We live in a culture that emphasizes failure. I don’t know if this has always been the case or if this is some recent development. But whatever the case, we live in a world obsessed with failure.
It’s true in our professional lives. It’s true in our personal lives. And this attitude is true in our relationship with God. We focus on our short comings: How we could have been more generous. How we shouldn’t have yelled at our kids. How we knew what we were doing was wrong, yet we didn’t stop. We focus on all of the mistakes we make.
But is this how we are supposed to live?
Most of us have fallen for the performance plan view of God. We think God is carefully taking note of our failures. That he’s just waiting around the corner to whack us with them. “If Santa makes a list, what does God do?” we wonder. Instead of experiencing God’s grace, we find ourselves overwhelmed with guilt.
Yet that’s not the God of the Bible. While God is never thrilled we’re sinning, it’s not our sin that destroys our relationship with him. It’s something else…
There once was a father and son who believed in God. The father was a murderer, adulterer, he was even negligent of his family. The son on the other hand never killed anyone, never had an affair, and always seemed to have his family in mind.
Yet God turned away from the son and not the father. Why?

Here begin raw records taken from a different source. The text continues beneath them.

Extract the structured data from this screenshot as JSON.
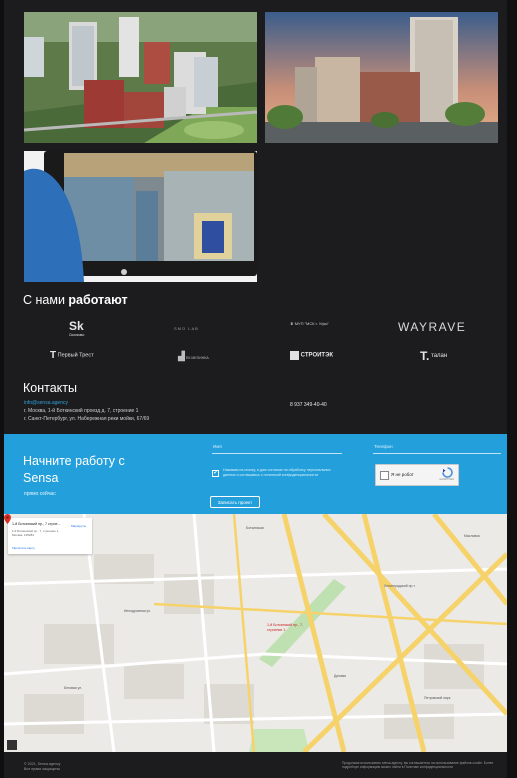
{
  "partners": {
    "title_prefix": "С нами",
    "title_bold": "работают",
    "logos": [
      {
        "big": "Sk",
        "small": "Сколково"
      },
      {
        "big": "SMO LAB",
        "small": ""
      },
      {
        "big": "МУП \"МСК г. Уфы\"",
        "small": ""
      },
      {
        "big": "WAYRAVE",
        "small": ""
      },
      {
        "big": "Первый Трест",
        "small": ""
      },
      {
        "big": "ЕК МЕЛИНКА",
        "small": ""
      },
      {
        "big": "СТРОИТЭК",
        "small": ""
      },
      {
        "big": "талан",
        "small": ""
      }
    ]
  },
  "contacts": {
    "title": "Контакты",
    "email": "info@sensa.agency",
    "address_1": "г. Москва, 1-й Боткинский проезд д. 7, строение 1",
    "address_2": "г. Санкт-Петербург, ул. Набережная реки мойки, 67/69",
    "phone": "8 937 349-40-40"
  },
  "cta": {
    "title": "Начните работу с Sensa",
    "subtitle": "прямо сейчас",
    "field_1_label": "Имя",
    "field_2_label": "Телефон",
    "checked": "✔",
    "consent_text": "Нажимая на кнопку, я даю согласие на обработку персональных данных и соглашаюсь с политикой конфиденциальности",
    "button_label": "Записать проект",
    "captcha_text": "Я не робот",
    "captcha_brand": "reCAPTCHA"
  },
  "map": {
    "card_name": "1-й Боткинский пр., 7 строе...",
    "card_address": "1-й Боткинский пр., 7, строение 1, Москва, 125284",
    "card_route": "Маршруты",
    "card_bigger": "Увеличить карту",
    "pin_label": "1-й Боткинский пр., 7, строение 1",
    "place_labels": [
      "Боткинская",
      "Ипподромная ул.",
      "Беговая ул.",
      "Ленинградский пр-т",
      "Динамо",
      "Петровский парк",
      "Масловка"
    ]
  },
  "footer": {
    "copyright": "© 2021, Sensa.agency",
    "rights": "Все права защищены",
    "cookie_text": "Продолжая использовать sensa.agency, вы соглашаетесь на использование файлов cookie. Более подробную информацию можно найти в Политике конфиденциальности"
  },
  "colors": {
    "background": "#1c1b1d",
    "accent": "#23a0dc",
    "map_bg": "#eceae6",
    "road": "#f6d36a"
  }
}
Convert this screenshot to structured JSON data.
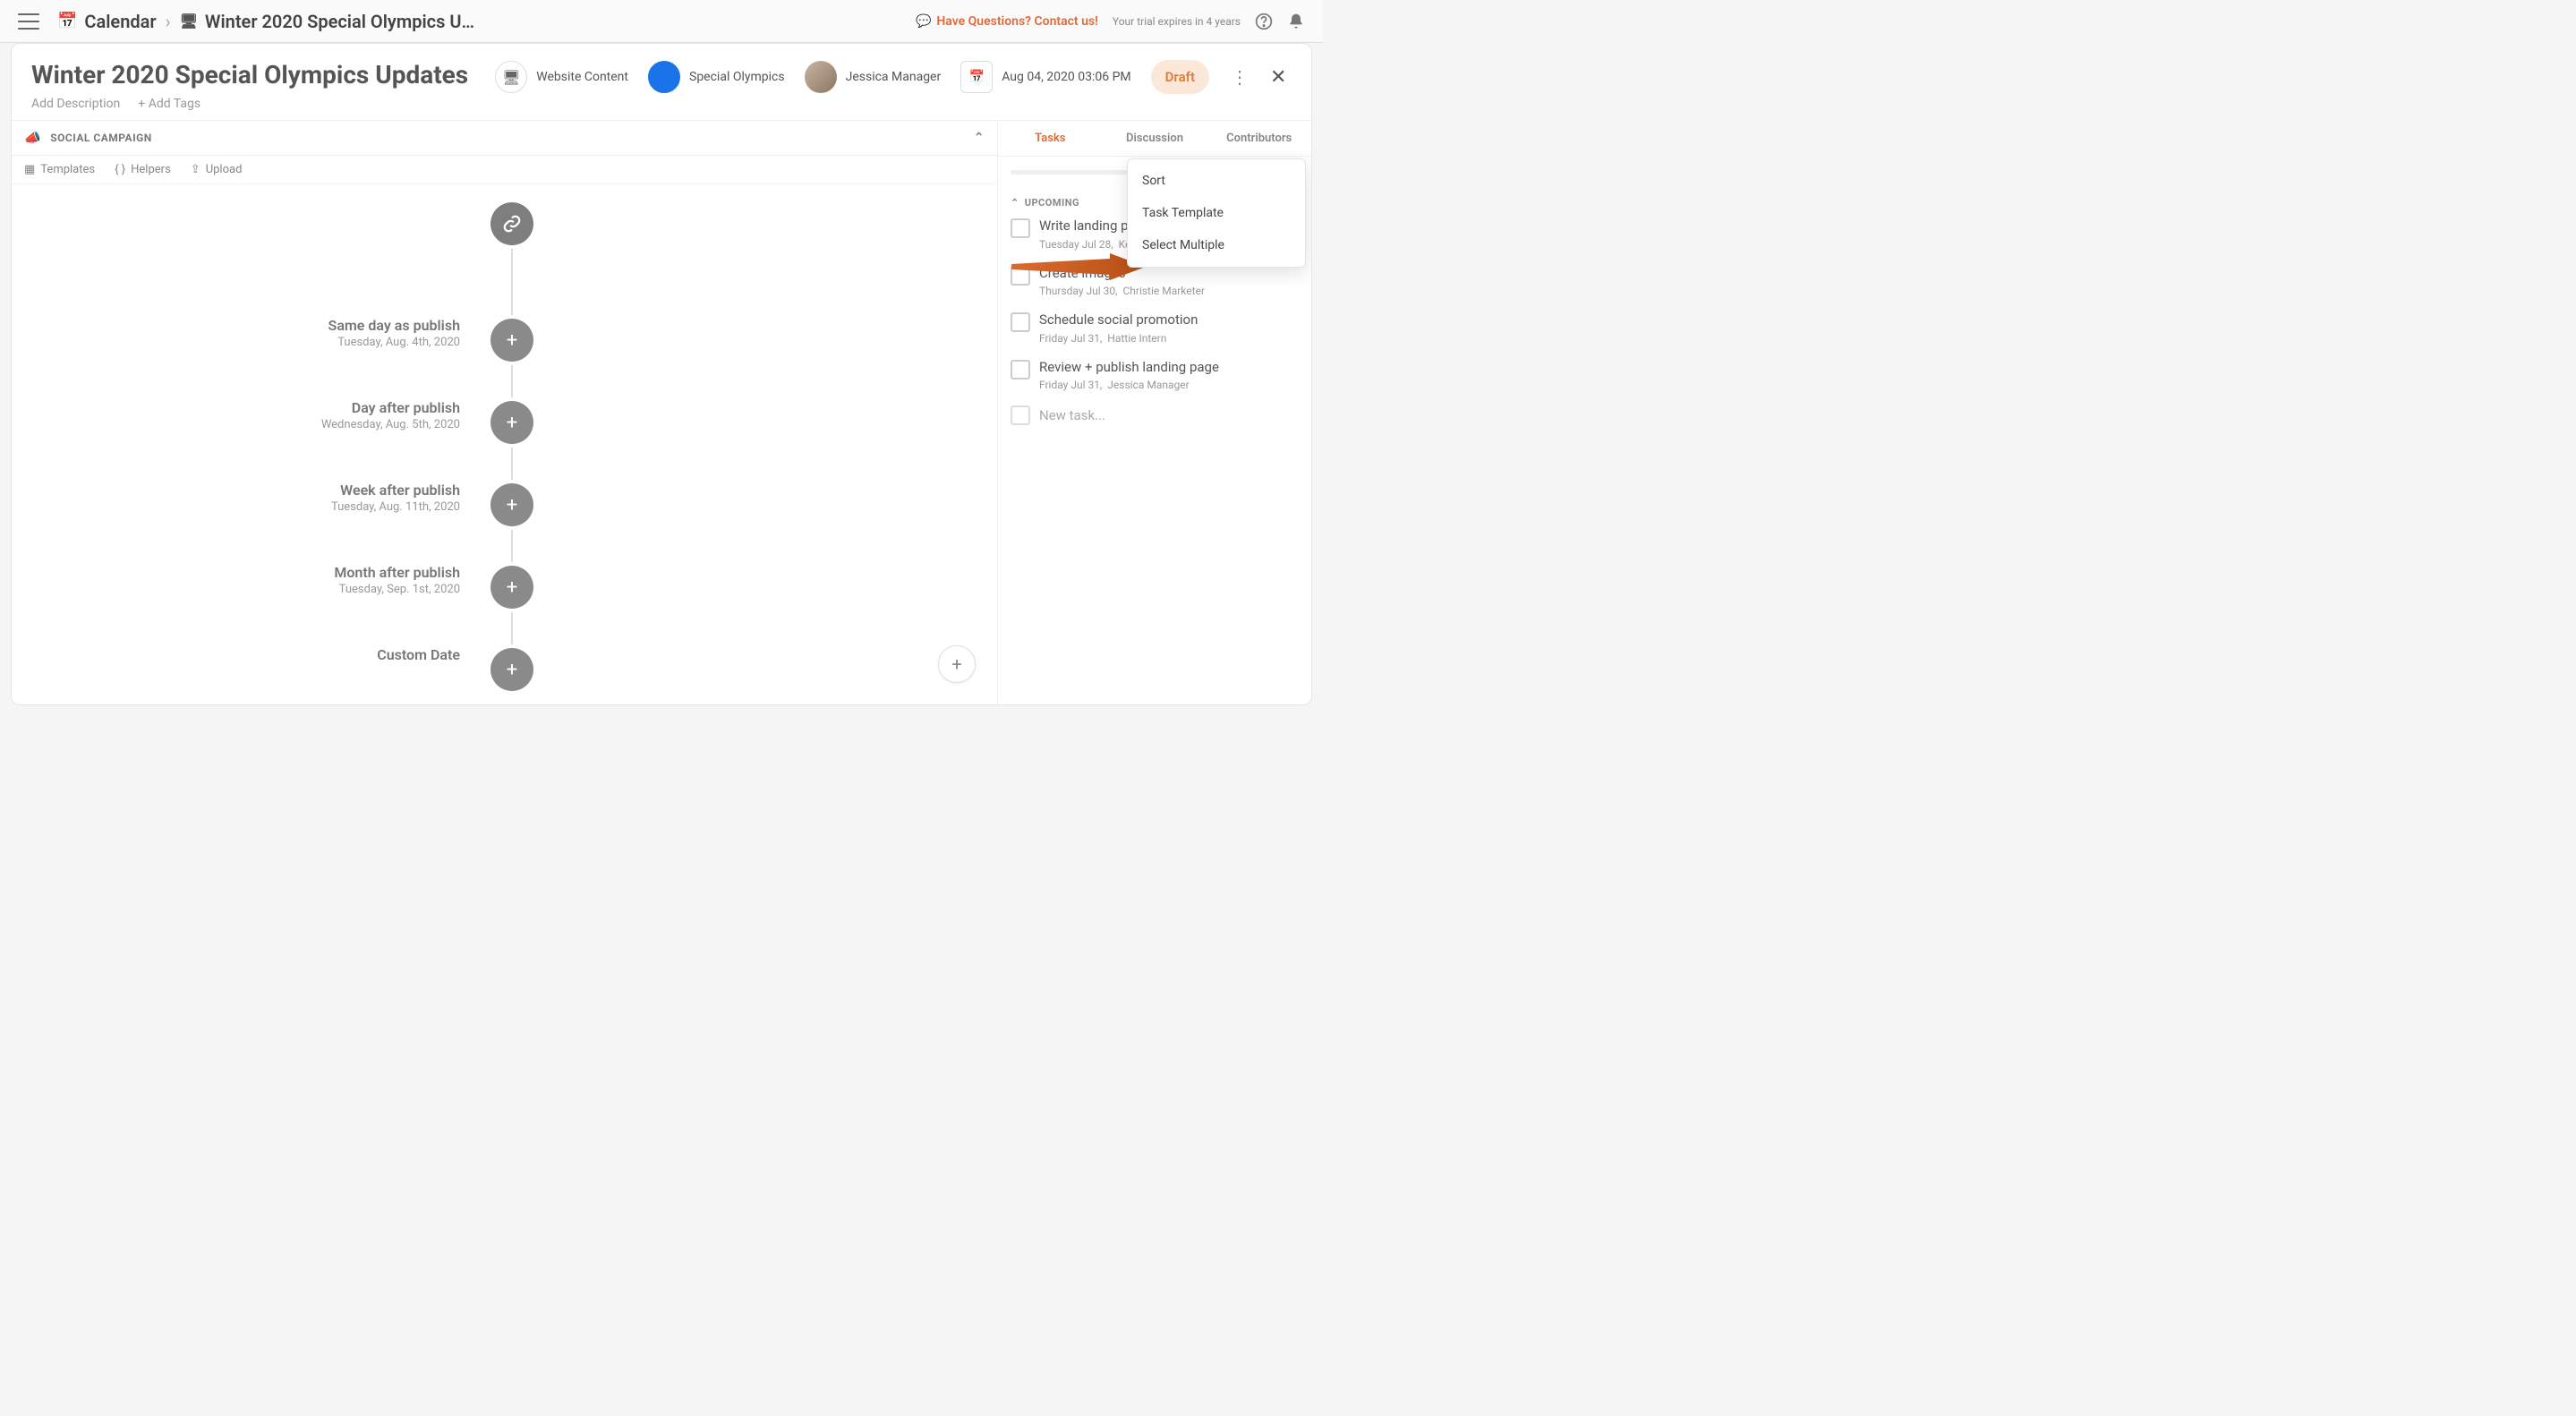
{
  "topbar": {
    "calendar_label": "Calendar",
    "page_title": "Winter 2020 Special Olympics U…",
    "contact_label": "Have Questions? Contact us!",
    "trial_label": "Your trial expires in 4 years"
  },
  "project": {
    "title": "Winter 2020 Special Olympics Updates",
    "add_description": "Add Description",
    "add_tags": "+ Add Tags",
    "chips": {
      "type_label": "Website Content",
      "category_label": "Special Olympics",
      "owner_label": "Jessica Manager",
      "date_label": "Aug 04, 2020 03:06 PM",
      "status_label": "Draft"
    }
  },
  "campaign_bar": {
    "label": "SOCIAL CAMPAIGN"
  },
  "mini_toolbar": {
    "templates": "Templates",
    "helpers": "Helpers",
    "upload": "Upload"
  },
  "timeline": {
    "rows": [
      {
        "heading": "Same day as publish",
        "date": "Tuesday, Aug. 4th, 2020"
      },
      {
        "heading": "Day after publish",
        "date": "Wednesday, Aug. 5th, 2020"
      },
      {
        "heading": "Week after publish",
        "date": "Tuesday, Aug. 11th, 2020"
      },
      {
        "heading": "Month after publish",
        "date": "Tuesday, Sep. 1st, 2020"
      },
      {
        "heading": "Custom Date",
        "date": ""
      }
    ]
  },
  "sidebar": {
    "tabs": {
      "tasks": "Tasks",
      "discussion": "Discussion",
      "contributors": "Contributors"
    },
    "progress_pct": "0%",
    "section_label": "UPCOMING",
    "tasks": [
      {
        "title": "Write landing page",
        "meta_date": "Tuesday Jul 28,",
        "meta_user": "Kels"
      },
      {
        "title": "Create images",
        "meta_date": "Thursday Jul 30,",
        "meta_user": "Christie Marketer"
      },
      {
        "title": "Schedule social promotion",
        "meta_date": "Friday Jul 31,",
        "meta_user": "Hattie Intern"
      },
      {
        "title": "Review + publish landing page",
        "meta_date": "Friday Jul 31,",
        "meta_user": "Jessica Manager"
      }
    ],
    "new_task_placeholder": "New task...",
    "menu": {
      "sort": "Sort",
      "template": "Task Template",
      "select_multiple": "Select Multiple"
    }
  }
}
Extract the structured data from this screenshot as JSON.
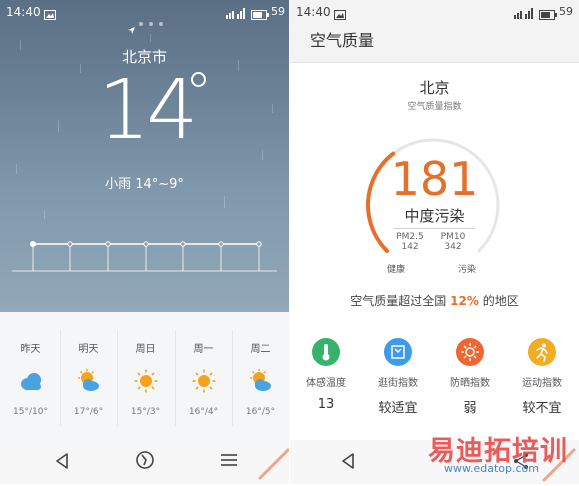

Because no matter how many horrible things David did, he always maintained his relationship with God. He never rejected that relationship. Solomon on the other hand, despite all his wisdom, began to worship other Gods.
“As Solomon grew old, his wives turned his heart after other gods, and his heart was not fully devoted to the LORD his God, as the heart of David his father had been. He followed Ashtoreth the goddess of the Sidonians, and Molech [a] the detestable god of the Ammonites. So Solomon did evil in the eyes of the LORD; he did not follow the LORD completely, as David his father had done.” (1 Kings 11: 4-6)
David’s failure didn’t drive God away. No matter how many mistakes he made, God always remained with David. Solomon, on the other hand, despite all his wisdom found God as an enemy. It wasn’t his failures that caused it – it was his choice to believe in other gods that ended things.
So why do we still believe our behavior is what matters to God? Why do we focus all our energy on our failures, and spend so little time focusing on re-building our relationship with God?
David did many horrible things. Yet he was described as, a man after God’s own heart (Acts 13: 22). Despite his actions, despite his failure, he built a lasting relationship with God. Isn’t that the model that we should work towards? Shouldn’t we stop focusing on failures and spend all that energy of doubt, fear, anger, worry towards re-energizing our relationship with God?
We need to live out a life of faith, not live a life in fear of failure.